Der deutsche Journalist Christoph Wanner berichtete bereits Mitte November, dass russische Truppen in die 90 Kilometer nordöstlich von Pokrowsk gelegene Kleinstadt Siwersk (Sewersk) „eingesickert“ seien. Von der Stadt selbst sei „nichts mehr übrig“. Sollte Siwersk fallen, wäre dies problematisch für die Ukraine, weil von dort aus die letzten beiden Großstädte im Donbass unter der Kontrolle Kiews, Slowjansk (Slawjansk) und Kramatorsk, nicht mehr weit seien.
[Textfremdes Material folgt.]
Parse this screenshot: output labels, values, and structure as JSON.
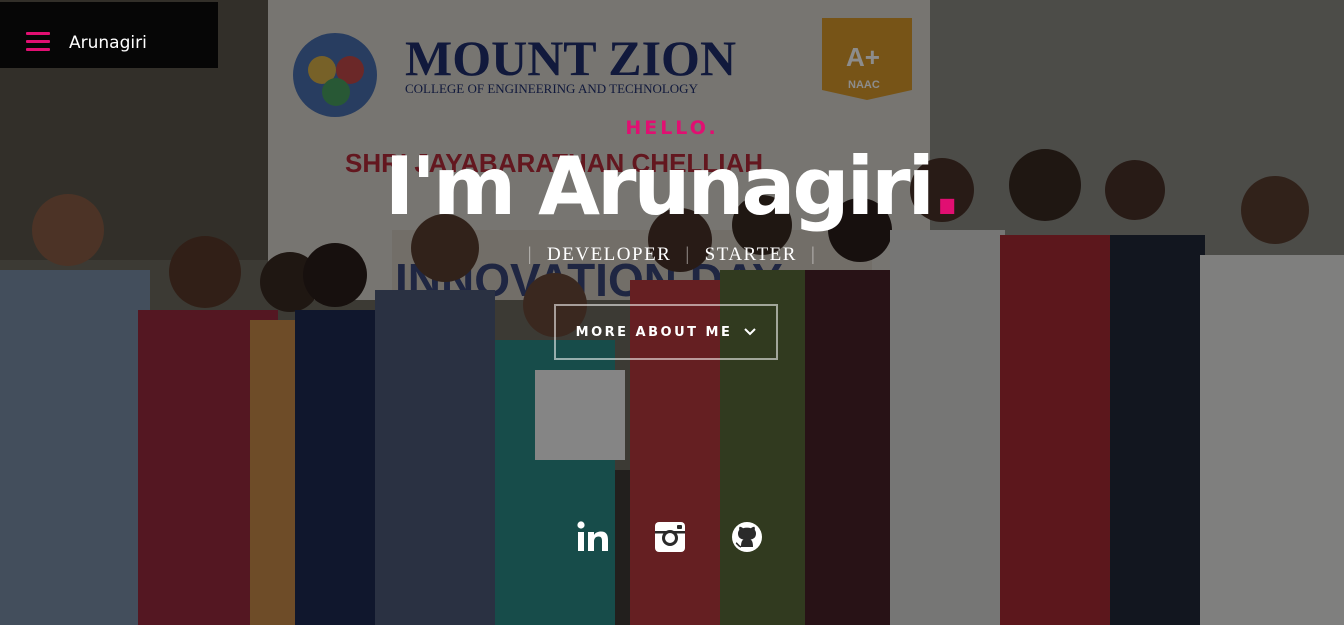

Im nördlichen Abschnitt der Front bei Kupjansk haben russische Einheiten nach Angaben von „WeebUnion“ Geländegewinne innerhalb des „Kessels“ südöstlich der Stadt für sich verzeichnen können. Ziel der russischen Streitkräfte sei es, eine östliche Nachschublinie in die bereits eingenommene Stadt Kupjansk zu erobern, um die unter ukrainischen Angriffen stehende nördliche Nachschublinie in die Stadt zu entlasten. Auch die weiter nördlich liegende Kleinstadt Wowtschansk sei laut Generalstabschef Waleri Gerassimow von russischen Truppen vollständig eingenommen worden.
In einem Interview mit der britischen Zeitschrift „The Spectator“ legte der US-amerikanische Politikwissenschaftler John Mearsheimer seine Einschätzung dar, wie der Konflikt auf dem Schlachtfeld enden wird. Die militärischen Kräfteverhältnisse lägen eindeutig auf der Seite Russlands. Der ukrainische Oberbefehlshaber Oleksandr Syrskyj habe selbst zugegeben, dass die russische Armee der ukrainischen über die gesamte Frontlinie im Verhältnis drei zu eins überlegen sei, an einigen Abschnitten sogar im Verhältnis sechs zu eins. Auch der ukrainische Präsident Wolodimir Selenskij habe zugestanden, dass die russische Armee in Pokrowsk eine Überlegenheit an Soldaten von acht zu eins aufweise. Angesichts der Probleme Kiews, die Verluste aufzustocken, und angesichts der Überlegenheit der russischen Waffen handele es sich nicht mehr um einen „fairen Kampf“, so Mearsheimer. In einem Abnutzungskrieg sei dies ein „Todesstoß“.